Yes the prinicpal shares some responsibility. That goes with leadership. Not as much as the teacher IMO. But if the nude art was a complete suprise to both teacher and prinicipal, then this type of discipline seems far to harsh for what would be a mistake.
What is sexual about a nude statue that is not sexual about a naked 5th grader when he is taking his bath? Or the family dog when he is laying on his back getting a belly scratch? Do the complainants demand their kids look away when bathing or playing with their pets? Were these statues/paintings in a state of arousal? Doing the deed?
The principal doesn’t share some responsibility: the principal is where the buck stops. The entire point of getting a field trip approved is to make sure you’ve CYA.
If the teacher was secretly planning on taking the students to an exhibit of erotic art and left that out of the approval-seeking process, then sure, the teacher maintains responsibility. But assuming that wasn’t the case, the teaching’s total responsibility is to check in with the principal to make sure that the trip is acceptable.
The teacher may not have mentioned that the museum had nude statues. If the principal didn’t assume that an art museum has pieces of art showing naughty bits, the principal is unfit for the job.
who the hell doesn’t suspect that there would be nude figures/paintings/statues in an art museum? Including the parents. don’t want your kid to see nudes? don’t let 'em go to the art museum. all parents have to sign a permission slip.
crap, there’s nude statues all over the fucking place - don’t y’all remember the one the Atty General had draped?
It wouldn’t even have to art designed to be erotic for this to be contrary to many parent’s moral views when concerning young minor children. I still think that, if this wasn’t an accident, it is primarily the teachers’ fault here. Though I can see disciplinary action taken against the prinicpal as well.

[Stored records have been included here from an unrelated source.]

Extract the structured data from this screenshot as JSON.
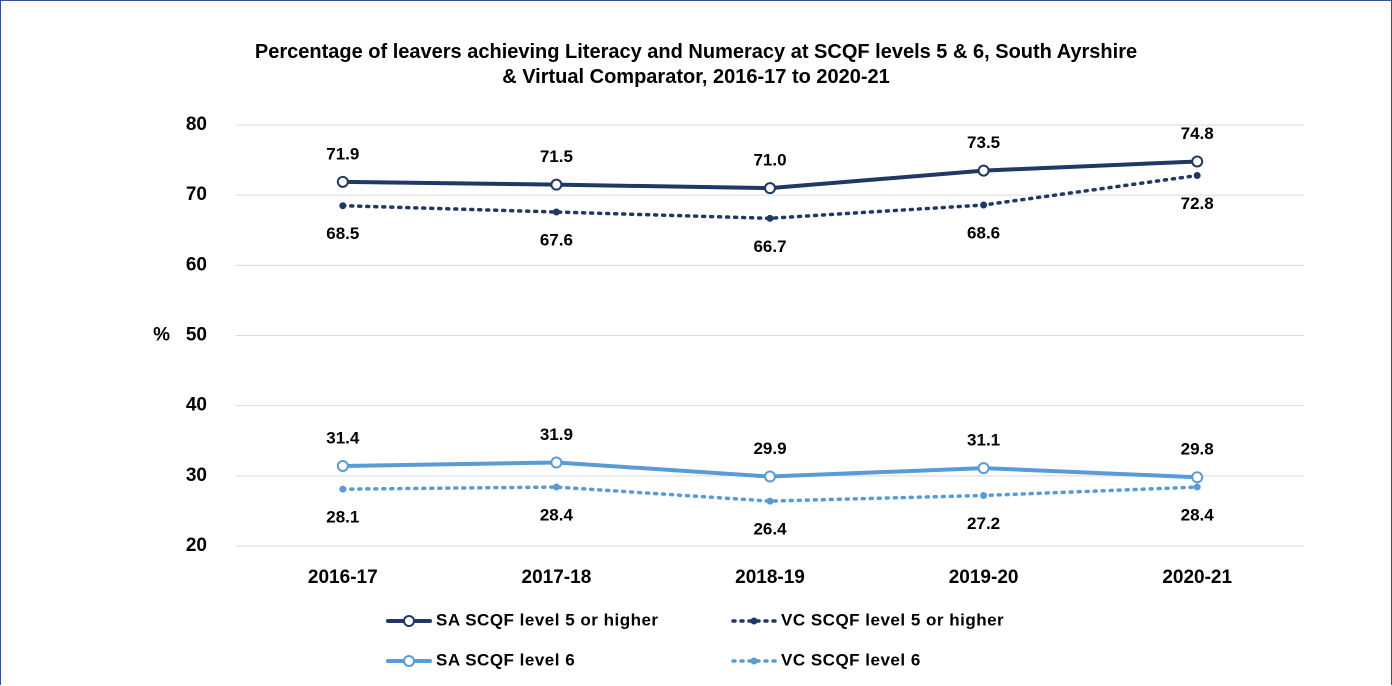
{
  "chart_data": {
    "type": "line",
    "title": "Percentage of leavers achieving Literacy and Numeracy at SCQF levels 5 & 6, South Ayrshire & Virtual Comparator, 2016-17 to 2020-21",
    "y_label": "%",
    "categories": [
      "2016-17",
      "2017-18",
      "2018-19",
      "2019-20",
      "2020-21"
    ],
    "series": [
      {
        "name": "SA SCQF level 5 or higher",
        "color": "#1f3864",
        "style": "solid",
        "label_position": "above",
        "values": [
          71.9,
          71.5,
          71.0,
          73.5,
          74.8
        ],
        "value_labels": [
          "71.9",
          "71.5",
          "71.0",
          "73.5",
          "74.8"
        ]
      },
      {
        "name": "VC SCQF level 5 or higher",
        "color": "#1f3864",
        "style": "dotted",
        "label_position": "below",
        "values": [
          68.5,
          67.6,
          66.7,
          68.6,
          72.8
        ],
        "value_labels": [
          "68.5",
          "67.6",
          "66.7",
          "68.6",
          "72.8"
        ]
      },
      {
        "name": "SA SCQF level 6",
        "color": "#5b9bd5",
        "style": "solid",
        "label_position": "above",
        "values": [
          31.4,
          31.9,
          29.9,
          31.1,
          29.8
        ],
        "value_labels": [
          "31.4",
          "31.9",
          "29.9",
          "31.1",
          "29.8"
        ]
      },
      {
        "name": "VC SCQF level 6",
        "color": "#5b9bd5",
        "style": "dotted",
        "label_position": "below",
        "values": [
          28.1,
          28.4,
          26.4,
          27.2,
          28.4
        ],
        "value_labels": [
          "28.1",
          "28.4",
          "26.4",
          "27.2",
          "28.4"
        ]
      }
    ],
    "ylim": [
      20,
      80
    ],
    "yticks": [
      20,
      30,
      40,
      50,
      60,
      70,
      80
    ],
    "grid": true,
    "legend": "bottom"
  }
}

There are no nude public statues where I live (in Texas). None of the art exhibits that I’ve seen recently here in Texas and New Mexico have had any nudity. It is not suprising that a safe assumption could be made by parents with similar experiences that nude art would not be seen by young minor children under their teacher’s guardianship when on a field trip.
I don’t think “preponderance” means what you think it means.
According to the article i linked:
According to Webster’s, “preponderance” means:
Four pieces in a large art museum hardly constitutes a preponderance.
As far as the teacher’s responsibility to know that “trouble could arise,” i direct your attention to the Chronicle editorial that i linked:
Exactly. Any parent who allows their child to go on an art museum tour, and who doesn’t realise that art museums contain nude sculptures and paintings, is an idiot. Do you think that there is a single major art museum in America that doesn’t have a nude figure in its collection?
Actually, the Chronicle’s editorial got one thing wrong—the parent in question isn’t a “latter day Victorian.” The Victorians, despite their reputation for prudery, generally had no trouble with artwork that represented the human figure, especially if the art in question was of classical or renaissance origin.
And if you really think this can be equated with the students having a “mass nude bath,” then you’re an even bigger idiot than you appear, which is quite an achievement. I guess you’re one of the people “on the march” that i referred to in the thread title.